早间是京城难得空气好的时候,静谧中轻微的声响唤醒了沉睡的京城。异世的她和学生披星戴月,早上出寝和夜晚回寝俱都行色匆匆,没有时间当然也没有心情去欣赏晨曦和晚霞。
有人将人生或者学习说成是马拉松,在这一场充满着各种关卡的长跑中会不停有人催促你跑快点再跑快点,用振奋人心的语言鼓励你越过一个又一个的关卡。‘弯道超车’和‘争分夺秒’是座右铭,这热火朝天的氛围现在想来仍让人觉得身心疲惫。

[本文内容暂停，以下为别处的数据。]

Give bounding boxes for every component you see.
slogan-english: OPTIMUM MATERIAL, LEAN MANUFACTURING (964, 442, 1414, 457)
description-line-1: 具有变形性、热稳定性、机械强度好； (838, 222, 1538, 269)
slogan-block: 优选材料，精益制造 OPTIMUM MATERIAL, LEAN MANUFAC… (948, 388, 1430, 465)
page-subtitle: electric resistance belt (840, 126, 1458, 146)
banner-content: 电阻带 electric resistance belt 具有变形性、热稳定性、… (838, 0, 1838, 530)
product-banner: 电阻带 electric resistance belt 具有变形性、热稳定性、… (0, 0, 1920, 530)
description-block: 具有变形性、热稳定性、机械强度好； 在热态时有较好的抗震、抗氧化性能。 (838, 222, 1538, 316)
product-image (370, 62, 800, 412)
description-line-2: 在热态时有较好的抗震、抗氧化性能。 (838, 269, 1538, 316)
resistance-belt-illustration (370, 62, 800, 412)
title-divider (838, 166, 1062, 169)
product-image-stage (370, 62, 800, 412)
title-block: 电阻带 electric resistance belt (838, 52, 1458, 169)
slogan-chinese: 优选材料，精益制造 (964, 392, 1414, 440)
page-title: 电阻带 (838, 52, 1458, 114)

柳絮遇见过无法适应这种节奏的孩子,他们想玩,可是玩耍对中学生是原罪。他们强行将自己融入超速运转的高中生活中,可无法进入脑海的知识和逐渐落后的成绩换来了父母师长的一遍遍拷问,所以最后他们说‘老师,考不上我就去死’。
我们说人生是旷野,却容不得学生脱离高考的赛道。
柳絮摸了摸悦怿的发髻,至少她可以让悦怿的人生是旷野。
待悦怿去上课以后,谢母才问柳絮:“你是为了昨儿的事来的?厨房里的人已经罚过了,以后再出这种事让悦怿直接来告诉我,大板子撵出去就是,倒不必为这种事上心。”
“哦,还有这事儿?为什么事罚的?”柳絮装作第一次听说,惊讶的问道。
“林丫头没跟你说?”谢母疑惑道“说是林丫头身边的人去借炉子,厨房里的下人推三阻四。她二舅妈知道了罚了那些人罢了。”
“多大点儿事,怎么还惊动二嫂了。”柳絮笑道“下人不懂事打发出去了便是,何必劳师动众。”
“我说也是这样,若是伺候不好自有好的选了上来。”又问“悦怿在府里可有受委屈?”
“哪敢呀,不过是下人欺谷雨那丫头面生罢了。”柳絮道“悦怿说您给她准备的琴是‘清风’,她喜欢的很,回去还在说外祖母疼她呢。”
“这有什么的,这些琴啊画的在库里搁着也是落灰,拿来给他们用用正好合适。”又问“想来你是无事不登三宝殿的,说吧,今儿过来是为了什么事?”
“瞧娘说的,不过是昨日无事在家里做了个新鲜糕点,想亲自奉给娘尝尝罢了。”柳絮剥开一块棉花糖递给谢母,道:“想着娘爱吃软和的这才琢磨出这个,娘快尝尝。”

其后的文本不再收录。